Concrètement, on bloque un créneau de 2 à 3 heures (souvent le dimanche) pour :
- Éplucher, découper et cuire les légumes de la semaine
- Préparer les bases (céréales, légumineuses, sauces)
- Assembler tout ou partie des plats
- Portionner et stocker au réfrigérateur ou au congélateur
Le résultat : en semaine, il ne reste plus qu’à réchauffer, assembler ou finaliser les repas en 10 à 15 minutes maximum. C’est ce qui différencie le batch cooking d’une simple préparation à l’avance : il y a une vraie logique de planification et d’optimisation du temps.

D’où vient le batch cooking ?
Le concept n’a rien de révolutionnaire. Nos grands-mères préparaient déjà des conserves, des soupes et des plats mijotés pour plusieurs jours. Ce qui est nouveau, c’est la formalisation de la méthode et sa diffusion massive via les réseaux sociaux et les livres de cuisine pratique.
Le terme « batch cooking » s’est popularisé aux États-Unis dans les années 2000, porté par des blogs de mamans débordées cherchant à concilier vie professionnelle et repas maison. En France, l’engouement a véritablement décollé à partir de 2017-2018, avec la publication de livres à succès comme ceux de Sandra Thomann (En 2h je cuisine pour toute la semaine) ou les contenus de la page Wikipedia dédiée au batch cooking.
Aujourd’hui, selon une étude OpinionWay de 2023, près de 40 % des Français déclarent préparer régulièrement leurs repas à l’avance, même s’ils n’utilisent pas forcément le terme « batch cooking ».
Quel est le principe du batch cooking ?
Le principe du batch cooking repose sur une idée simple : mutualiser les tâches répétitives. Au lieu d’éplucher des carottes cinq soirs par semaine, on les épluche toutes en une fois. Au lieu d’attendre la cuisson du riz chaque soir, on en cuit une grande quantité le dimanche.
Ce principe s’articule autour de trois piliers :
- La planification des menus : on décide à l’avance ce qu’on va manger chaque jour de la semaine. Cela permet d’établir une organisation à domicile efficace et de rédiger une liste de courses précise.
- L’optimisation de la session de cuisine : pendant la session, on lance plusieurs cuissons en parallèle (four, plaques, autocuiseur) pour gagner du temps. On prépare les ingrédients par type (tous les légumes d’abord, puis les féculents, etc.).
- Le stockage intelligent : chaque préparation est portionnée, étiquetée et rangée au réfrigérateur ou au congélateur dans des contenants adaptés.

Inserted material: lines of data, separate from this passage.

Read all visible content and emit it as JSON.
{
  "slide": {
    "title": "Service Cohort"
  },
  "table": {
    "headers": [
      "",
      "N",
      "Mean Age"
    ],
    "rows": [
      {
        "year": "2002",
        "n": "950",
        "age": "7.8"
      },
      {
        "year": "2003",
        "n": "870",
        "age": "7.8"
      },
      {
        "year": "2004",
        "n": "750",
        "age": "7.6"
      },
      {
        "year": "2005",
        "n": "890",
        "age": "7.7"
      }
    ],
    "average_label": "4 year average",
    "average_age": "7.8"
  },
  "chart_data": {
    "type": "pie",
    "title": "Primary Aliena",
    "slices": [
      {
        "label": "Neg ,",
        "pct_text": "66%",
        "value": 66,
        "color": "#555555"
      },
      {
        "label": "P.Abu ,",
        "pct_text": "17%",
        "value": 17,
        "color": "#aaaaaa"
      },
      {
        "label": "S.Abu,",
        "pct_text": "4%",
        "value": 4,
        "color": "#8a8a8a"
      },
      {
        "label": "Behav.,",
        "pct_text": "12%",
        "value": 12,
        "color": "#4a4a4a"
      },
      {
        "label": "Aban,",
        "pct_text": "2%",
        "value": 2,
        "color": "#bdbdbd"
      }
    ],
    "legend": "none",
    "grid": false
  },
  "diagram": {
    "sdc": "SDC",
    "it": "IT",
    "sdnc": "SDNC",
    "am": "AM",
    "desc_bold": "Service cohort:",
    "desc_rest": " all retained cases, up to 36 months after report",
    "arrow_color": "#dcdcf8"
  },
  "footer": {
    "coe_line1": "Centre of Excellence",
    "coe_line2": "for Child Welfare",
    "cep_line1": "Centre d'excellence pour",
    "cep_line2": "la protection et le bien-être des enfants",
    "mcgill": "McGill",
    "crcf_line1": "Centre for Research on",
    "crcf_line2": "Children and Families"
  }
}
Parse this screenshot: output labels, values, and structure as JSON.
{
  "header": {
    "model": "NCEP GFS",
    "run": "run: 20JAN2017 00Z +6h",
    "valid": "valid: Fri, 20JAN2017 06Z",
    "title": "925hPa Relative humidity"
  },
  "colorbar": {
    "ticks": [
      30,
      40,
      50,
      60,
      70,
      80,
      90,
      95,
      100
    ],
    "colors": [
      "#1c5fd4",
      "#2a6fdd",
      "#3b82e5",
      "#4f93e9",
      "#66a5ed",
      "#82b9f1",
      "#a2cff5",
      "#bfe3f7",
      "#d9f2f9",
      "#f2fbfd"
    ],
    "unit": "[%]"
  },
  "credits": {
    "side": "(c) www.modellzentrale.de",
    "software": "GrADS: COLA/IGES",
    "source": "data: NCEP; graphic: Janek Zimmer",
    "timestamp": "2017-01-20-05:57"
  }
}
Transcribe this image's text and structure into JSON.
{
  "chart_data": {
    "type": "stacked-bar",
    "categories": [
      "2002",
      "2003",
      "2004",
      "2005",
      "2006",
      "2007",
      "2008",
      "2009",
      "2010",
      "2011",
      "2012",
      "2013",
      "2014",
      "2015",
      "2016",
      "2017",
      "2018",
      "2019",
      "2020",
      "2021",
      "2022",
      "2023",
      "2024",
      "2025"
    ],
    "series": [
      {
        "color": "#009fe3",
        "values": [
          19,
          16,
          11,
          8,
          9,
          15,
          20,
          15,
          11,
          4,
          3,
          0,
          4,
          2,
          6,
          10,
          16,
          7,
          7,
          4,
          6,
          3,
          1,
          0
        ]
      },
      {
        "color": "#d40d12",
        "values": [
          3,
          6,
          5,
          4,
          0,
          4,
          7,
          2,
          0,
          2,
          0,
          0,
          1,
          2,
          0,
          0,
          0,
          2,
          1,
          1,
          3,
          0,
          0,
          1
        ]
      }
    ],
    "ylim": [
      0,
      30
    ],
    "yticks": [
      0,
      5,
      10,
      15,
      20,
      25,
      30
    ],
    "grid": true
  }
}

Il existe deux approches principales du batch cooking :
| Approche | Principe | Pour qui ? | Temps en semaine |
|---|---|---|---|
| Batch cooking complet | Les plats sont entièrement terminés, prêts à réchauffer | Personnes très pressées, familles nombreuses | 5 à 10 minutes (réchauffage) |
| Batch cooking semi-préparé | On prépare les bases (légumes cuits, sauces, céréales) et on assemble en semaine | Ceux qui veulent garder de la variété et de la spontanéité | 15 à 20 minutes (assemblage) |
La plupart des pratiquants combinent les deux : certains plats sont prêts (gratins, soupes), d’autres sont des « kits » à assembler. Si vous cherchez des idées concrètes, consultez notre article sur les 12 idées repas batch cooking pour la semaine.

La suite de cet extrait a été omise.